Find out about their lives and how they changed the world

Venerable Catherine McAuley (1778–1841)

Venerable Catherine McAuley (1778–1841)

Feast day: November 11

Venerable Catherine McAuley was born to devout Catholic parents in Dublin, Ireland. Her parents lived out their faith by ministering to the needs of the poor. Sadly, Catherine’s parents passed away, and she was sent to live with relatives. Catherine’s relatives were Protestant and urged her to join their church. However, Catherine refused their wishes and remained a faithful Catholic.

At the age of 25, Catherine was asked to be a live-in helper to a wealthy elderly couple. Catherine attended to their needs, as well as the needs of the poor people in their neighborhood, with such loving and tender care that the elderly couple was inspired to join the Catholic Church. When the elderly couple passed away, they left all of their wealth and possessions to Catherine. Their generosity blessed Catherine with the funding she needed to establish a house to serve those in need.

In 1827, the House of Mercy opened its doors. The establishment included a school, a church, an area used to train residents for the workforce, and living quarters for the poor and for women who wished to be part of Catherine’s ministry. Although she initially did not want to form a religious order because she feared it would take her away from her work with the poor, she was convinced by the archbishop of Dublin to train to become a nun.
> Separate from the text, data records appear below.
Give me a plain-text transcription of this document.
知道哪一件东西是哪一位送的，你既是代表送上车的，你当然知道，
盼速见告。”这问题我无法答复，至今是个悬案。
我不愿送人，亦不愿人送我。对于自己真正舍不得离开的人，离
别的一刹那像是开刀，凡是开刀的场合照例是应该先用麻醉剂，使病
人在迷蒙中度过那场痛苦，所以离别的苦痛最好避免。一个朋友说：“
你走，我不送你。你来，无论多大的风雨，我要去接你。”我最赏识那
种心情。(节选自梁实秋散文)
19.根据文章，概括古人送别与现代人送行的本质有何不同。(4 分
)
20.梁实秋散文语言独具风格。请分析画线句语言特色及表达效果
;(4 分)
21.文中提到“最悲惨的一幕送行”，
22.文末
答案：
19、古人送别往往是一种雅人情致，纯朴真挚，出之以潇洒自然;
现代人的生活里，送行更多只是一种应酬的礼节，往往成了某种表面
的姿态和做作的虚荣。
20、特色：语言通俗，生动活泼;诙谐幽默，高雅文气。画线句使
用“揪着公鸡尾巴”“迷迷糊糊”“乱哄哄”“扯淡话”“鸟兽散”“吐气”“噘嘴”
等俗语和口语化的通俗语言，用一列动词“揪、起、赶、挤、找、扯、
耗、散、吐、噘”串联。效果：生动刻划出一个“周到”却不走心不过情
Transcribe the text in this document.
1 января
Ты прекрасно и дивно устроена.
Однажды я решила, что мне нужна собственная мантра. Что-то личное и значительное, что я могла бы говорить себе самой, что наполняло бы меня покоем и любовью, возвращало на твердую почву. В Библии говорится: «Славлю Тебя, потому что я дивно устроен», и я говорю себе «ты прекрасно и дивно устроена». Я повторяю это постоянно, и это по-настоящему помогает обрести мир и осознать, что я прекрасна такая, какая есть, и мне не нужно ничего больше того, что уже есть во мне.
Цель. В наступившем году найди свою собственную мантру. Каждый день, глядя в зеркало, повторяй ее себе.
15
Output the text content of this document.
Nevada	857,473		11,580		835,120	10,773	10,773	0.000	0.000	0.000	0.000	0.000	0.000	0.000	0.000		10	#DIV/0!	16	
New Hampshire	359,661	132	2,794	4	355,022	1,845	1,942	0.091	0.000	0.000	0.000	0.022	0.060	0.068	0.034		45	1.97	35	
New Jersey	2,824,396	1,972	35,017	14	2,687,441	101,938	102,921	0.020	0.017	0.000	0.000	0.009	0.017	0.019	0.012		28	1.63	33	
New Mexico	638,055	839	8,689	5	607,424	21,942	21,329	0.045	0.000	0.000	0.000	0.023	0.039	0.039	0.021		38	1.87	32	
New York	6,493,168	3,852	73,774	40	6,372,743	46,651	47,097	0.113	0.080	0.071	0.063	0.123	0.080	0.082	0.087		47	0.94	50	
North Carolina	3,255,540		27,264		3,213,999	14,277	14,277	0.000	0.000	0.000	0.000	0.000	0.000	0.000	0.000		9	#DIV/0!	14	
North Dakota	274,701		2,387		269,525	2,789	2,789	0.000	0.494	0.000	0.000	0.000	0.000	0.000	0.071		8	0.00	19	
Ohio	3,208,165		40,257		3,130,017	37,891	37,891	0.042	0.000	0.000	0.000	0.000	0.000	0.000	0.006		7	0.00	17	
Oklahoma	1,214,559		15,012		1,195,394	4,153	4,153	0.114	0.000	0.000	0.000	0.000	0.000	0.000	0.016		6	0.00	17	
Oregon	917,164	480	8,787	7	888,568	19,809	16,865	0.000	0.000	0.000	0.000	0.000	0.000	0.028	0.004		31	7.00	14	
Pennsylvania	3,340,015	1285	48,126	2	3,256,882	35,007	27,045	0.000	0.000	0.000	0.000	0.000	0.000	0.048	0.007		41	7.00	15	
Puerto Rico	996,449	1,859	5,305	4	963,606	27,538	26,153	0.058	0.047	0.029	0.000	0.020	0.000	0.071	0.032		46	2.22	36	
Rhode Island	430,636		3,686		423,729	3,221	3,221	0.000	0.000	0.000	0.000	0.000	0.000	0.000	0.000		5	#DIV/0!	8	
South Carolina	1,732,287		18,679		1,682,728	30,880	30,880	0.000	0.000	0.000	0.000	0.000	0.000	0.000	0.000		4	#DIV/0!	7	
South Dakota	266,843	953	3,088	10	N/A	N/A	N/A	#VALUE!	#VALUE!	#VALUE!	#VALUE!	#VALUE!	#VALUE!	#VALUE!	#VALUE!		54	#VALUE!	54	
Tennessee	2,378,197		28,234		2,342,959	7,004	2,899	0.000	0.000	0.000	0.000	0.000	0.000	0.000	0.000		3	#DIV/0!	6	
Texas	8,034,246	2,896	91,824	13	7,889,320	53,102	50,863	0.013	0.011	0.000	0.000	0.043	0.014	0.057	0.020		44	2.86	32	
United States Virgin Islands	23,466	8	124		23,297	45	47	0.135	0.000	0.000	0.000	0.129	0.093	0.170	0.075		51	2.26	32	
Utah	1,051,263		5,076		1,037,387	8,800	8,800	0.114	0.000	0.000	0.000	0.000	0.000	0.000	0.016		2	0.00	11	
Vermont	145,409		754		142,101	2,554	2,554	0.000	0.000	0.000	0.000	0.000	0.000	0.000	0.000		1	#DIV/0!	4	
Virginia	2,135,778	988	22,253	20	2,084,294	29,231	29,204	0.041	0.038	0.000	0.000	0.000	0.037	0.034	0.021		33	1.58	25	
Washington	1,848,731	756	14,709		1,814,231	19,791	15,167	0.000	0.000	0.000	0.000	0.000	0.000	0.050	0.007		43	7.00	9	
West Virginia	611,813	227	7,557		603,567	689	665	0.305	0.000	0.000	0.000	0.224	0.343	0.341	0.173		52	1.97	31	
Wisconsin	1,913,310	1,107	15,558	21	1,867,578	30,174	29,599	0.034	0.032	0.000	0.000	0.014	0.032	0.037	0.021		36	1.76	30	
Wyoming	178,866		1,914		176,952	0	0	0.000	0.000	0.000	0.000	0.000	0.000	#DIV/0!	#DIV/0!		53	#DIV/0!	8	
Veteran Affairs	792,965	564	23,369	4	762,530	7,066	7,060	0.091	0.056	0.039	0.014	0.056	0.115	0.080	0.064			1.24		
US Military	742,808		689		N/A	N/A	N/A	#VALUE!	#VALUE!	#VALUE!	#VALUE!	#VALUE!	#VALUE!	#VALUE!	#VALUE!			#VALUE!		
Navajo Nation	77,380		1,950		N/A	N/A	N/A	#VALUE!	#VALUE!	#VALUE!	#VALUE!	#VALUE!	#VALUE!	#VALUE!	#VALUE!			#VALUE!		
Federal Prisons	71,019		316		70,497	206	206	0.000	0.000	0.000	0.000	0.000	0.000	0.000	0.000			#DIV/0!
When she took her vows of poverty, chastity, and obedience, she was also permitted to take a vow of service to the poor, the sick, and the uneducated. Catherine began her order, the Religious Sisters of Mercy, in 1831.

She and her sisters dressed in plain clothing instead of in habits, and were known as “walking nuns” because they spent the majority of their time ministering to those in their local town.